Mecasermin

Clinical data
- Trade names: Increlex
- Other names: FK-780; Recombinant human insulin-like growth factor-1; rhIGF-1; Somatomedin-1
- AHFS/Drugs.com: Monograph
- Pregnancy category: AU: B3; ;
- Routes of administration: Subcutaneous injection
- ATC code: H01AC03 (WHO) ;

Legal status
- Legal status: AU: S4 (Prescription only); CA: ℞-only / Schedule D; US: ℞-only;

Pharmacokinetic data
- Elimination half-life: 5.8 hours

Identifiers
- CAS Number: 68562-41-4;
- DrugBank: DB01277;
- ChemSpider: none;
- UNII: 7GR9I2683O;
- KEGG: D04870;
- ChEMBL: ChEMBL1201716;

Chemical and physical data
- Formula: C_{331}H_{512}N_{94}O_{101}S_{7}
- Molar mass: 7648.71 g·mol^{−1}

= Mecasermin =

Pharmaceutical drug

Mecasermin, sold under the brand name Increlex, also known as recombinant human insulin-like growth factor-1 (rhIGF-1), is a recombinant form of human insulin-like growth factor 1 (IGF-I) which is used in the long-term treatment of growth failure and short stature in children with severe primary IGF-I deficiency, for instance due to growth hormone deficiency or Laron syndrome (growth hormone insensitivity).

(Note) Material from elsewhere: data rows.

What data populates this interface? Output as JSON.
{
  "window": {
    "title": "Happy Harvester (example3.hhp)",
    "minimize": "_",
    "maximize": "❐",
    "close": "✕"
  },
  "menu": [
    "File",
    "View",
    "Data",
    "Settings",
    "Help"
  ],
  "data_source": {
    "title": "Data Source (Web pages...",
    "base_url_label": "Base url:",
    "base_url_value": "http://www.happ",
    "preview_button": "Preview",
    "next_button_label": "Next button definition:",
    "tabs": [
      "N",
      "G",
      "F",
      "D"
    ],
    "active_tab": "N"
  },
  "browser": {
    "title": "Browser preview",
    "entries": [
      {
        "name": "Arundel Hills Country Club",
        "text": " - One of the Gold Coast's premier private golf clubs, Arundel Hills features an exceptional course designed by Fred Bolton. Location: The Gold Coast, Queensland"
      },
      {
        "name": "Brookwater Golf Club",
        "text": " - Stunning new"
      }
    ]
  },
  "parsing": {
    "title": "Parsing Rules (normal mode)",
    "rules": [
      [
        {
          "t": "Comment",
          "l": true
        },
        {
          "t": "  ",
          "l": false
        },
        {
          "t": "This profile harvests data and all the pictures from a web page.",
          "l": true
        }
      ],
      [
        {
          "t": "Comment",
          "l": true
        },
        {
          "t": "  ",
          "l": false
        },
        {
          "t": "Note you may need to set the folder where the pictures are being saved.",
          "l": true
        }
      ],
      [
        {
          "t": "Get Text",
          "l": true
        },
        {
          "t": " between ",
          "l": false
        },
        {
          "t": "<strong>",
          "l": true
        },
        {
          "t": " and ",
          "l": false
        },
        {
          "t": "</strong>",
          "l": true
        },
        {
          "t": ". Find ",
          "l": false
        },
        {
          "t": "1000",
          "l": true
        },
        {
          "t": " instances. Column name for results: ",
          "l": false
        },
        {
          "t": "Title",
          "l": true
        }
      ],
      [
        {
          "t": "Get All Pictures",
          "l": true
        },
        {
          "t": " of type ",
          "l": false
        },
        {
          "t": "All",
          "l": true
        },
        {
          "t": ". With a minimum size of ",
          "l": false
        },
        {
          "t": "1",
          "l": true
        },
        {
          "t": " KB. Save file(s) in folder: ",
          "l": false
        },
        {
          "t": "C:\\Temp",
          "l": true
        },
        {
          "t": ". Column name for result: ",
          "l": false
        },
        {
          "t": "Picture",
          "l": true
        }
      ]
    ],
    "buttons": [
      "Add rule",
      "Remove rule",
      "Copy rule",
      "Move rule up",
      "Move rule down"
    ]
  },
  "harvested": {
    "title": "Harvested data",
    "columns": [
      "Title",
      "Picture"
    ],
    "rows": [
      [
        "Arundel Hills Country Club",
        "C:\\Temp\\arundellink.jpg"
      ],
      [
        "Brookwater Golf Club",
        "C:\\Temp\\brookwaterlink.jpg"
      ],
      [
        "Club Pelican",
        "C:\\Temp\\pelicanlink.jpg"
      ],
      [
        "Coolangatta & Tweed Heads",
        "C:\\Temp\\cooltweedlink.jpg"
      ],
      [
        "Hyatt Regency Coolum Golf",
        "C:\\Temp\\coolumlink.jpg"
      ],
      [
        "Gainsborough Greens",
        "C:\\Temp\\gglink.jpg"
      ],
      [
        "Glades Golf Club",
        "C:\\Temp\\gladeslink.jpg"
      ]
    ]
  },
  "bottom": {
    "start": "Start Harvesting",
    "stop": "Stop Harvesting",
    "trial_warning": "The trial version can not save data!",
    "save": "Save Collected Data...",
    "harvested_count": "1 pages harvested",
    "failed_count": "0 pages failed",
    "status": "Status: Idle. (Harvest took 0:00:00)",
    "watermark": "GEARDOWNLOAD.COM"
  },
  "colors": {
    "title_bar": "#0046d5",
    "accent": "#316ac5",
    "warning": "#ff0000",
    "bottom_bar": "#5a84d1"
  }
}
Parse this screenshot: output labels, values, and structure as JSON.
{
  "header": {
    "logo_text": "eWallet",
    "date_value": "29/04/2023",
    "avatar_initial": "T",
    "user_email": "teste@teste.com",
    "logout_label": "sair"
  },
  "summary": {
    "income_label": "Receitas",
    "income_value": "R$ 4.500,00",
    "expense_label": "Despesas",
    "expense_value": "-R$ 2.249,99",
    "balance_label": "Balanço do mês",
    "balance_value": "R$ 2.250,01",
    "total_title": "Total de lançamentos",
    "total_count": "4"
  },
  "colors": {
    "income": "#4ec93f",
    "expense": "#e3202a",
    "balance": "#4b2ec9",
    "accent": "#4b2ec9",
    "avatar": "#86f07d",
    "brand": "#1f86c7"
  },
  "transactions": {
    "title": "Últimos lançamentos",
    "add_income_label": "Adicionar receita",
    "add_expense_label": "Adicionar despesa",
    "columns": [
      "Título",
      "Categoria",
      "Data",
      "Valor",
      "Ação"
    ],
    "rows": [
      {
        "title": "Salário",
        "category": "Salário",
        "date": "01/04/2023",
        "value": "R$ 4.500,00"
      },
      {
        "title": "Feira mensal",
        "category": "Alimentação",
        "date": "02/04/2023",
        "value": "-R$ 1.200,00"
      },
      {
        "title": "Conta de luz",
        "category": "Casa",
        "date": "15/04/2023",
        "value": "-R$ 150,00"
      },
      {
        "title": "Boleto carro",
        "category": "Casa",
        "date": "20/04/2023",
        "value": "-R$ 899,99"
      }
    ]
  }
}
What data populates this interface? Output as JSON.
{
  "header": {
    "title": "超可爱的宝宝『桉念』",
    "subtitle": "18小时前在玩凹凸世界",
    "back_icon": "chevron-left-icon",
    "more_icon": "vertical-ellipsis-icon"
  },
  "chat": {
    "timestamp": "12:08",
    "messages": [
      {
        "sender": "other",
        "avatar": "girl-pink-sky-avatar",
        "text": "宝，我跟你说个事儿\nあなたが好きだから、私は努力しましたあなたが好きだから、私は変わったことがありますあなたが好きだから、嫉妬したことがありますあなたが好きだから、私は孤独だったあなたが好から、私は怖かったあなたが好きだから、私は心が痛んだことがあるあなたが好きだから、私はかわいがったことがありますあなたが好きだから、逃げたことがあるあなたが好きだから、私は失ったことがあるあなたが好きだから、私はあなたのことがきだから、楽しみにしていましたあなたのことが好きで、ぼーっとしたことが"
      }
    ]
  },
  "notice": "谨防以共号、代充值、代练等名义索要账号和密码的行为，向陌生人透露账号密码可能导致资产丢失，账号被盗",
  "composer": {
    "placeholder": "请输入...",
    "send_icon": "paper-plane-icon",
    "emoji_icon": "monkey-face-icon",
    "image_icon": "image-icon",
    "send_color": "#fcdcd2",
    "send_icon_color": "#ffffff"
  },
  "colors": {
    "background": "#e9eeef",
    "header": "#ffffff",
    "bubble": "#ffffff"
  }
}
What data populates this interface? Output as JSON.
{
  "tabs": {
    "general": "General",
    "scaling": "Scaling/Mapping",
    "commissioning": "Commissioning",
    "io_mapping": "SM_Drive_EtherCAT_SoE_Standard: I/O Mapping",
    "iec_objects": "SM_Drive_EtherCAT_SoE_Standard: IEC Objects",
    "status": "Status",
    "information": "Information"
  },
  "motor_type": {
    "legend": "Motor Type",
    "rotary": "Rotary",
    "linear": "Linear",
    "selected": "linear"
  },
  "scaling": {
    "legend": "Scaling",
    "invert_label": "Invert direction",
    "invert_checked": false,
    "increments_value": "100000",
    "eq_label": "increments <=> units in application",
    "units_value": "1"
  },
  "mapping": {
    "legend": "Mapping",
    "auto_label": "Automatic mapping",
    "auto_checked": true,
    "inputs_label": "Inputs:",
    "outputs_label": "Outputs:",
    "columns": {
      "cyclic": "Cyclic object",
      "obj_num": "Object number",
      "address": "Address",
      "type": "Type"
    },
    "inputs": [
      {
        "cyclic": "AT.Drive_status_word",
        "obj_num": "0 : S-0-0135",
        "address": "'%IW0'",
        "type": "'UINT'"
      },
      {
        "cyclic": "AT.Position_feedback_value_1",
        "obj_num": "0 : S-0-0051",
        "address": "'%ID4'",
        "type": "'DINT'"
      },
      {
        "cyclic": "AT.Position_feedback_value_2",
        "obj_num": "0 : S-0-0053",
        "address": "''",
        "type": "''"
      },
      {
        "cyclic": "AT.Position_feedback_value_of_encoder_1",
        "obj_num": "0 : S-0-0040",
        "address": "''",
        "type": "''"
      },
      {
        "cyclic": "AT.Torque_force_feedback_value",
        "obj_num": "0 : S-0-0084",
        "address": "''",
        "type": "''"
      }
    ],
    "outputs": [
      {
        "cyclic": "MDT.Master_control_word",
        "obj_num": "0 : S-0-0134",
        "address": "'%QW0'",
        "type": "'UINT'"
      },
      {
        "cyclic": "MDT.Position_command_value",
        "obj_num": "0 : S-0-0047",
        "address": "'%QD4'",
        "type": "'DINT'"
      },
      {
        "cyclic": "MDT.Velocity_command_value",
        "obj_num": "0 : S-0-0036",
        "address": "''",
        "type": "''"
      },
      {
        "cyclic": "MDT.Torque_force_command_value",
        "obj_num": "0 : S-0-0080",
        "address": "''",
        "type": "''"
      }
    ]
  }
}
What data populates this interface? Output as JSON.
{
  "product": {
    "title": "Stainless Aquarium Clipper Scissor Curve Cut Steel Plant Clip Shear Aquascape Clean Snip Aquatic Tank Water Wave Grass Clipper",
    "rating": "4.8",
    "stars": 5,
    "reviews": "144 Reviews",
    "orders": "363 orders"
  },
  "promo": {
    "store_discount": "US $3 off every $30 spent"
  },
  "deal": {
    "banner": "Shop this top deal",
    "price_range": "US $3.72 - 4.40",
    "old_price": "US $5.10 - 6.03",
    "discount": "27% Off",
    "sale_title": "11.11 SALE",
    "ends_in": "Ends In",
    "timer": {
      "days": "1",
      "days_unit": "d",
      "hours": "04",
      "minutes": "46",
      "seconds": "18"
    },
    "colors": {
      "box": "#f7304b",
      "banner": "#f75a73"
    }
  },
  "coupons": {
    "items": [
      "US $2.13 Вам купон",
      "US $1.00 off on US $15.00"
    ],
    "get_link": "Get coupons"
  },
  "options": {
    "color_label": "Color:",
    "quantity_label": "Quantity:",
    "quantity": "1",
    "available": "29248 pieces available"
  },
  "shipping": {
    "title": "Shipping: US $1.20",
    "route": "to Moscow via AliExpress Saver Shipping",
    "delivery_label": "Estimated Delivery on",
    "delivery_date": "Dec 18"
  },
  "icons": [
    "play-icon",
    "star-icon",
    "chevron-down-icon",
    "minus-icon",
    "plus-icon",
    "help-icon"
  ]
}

Mecasermin has a biological half-life of about 5.8 hours in children with severe primary IGF-1 deficiency.

A related medication is mecasermin rinfabate (brand name Iplex), which is a combination of mecasermin (rhIGF-1), insulin-like growth factor binding protein-3 (IGFBP-3), and insulin-like growth factor binding protein acid labile subunit (IGFALS) as a ternary complex. The complex serves to prolong the action of mecasermin in the human body; the half-life of mecasermin when provided as this complex is 13.4 hours in individuals with severe primary IGF-1 deficiency.

Mecasermin therapy has been also shown to be beneficial in other conditions not related to growth failure, including diabetes mellitus and anorexia nervosa.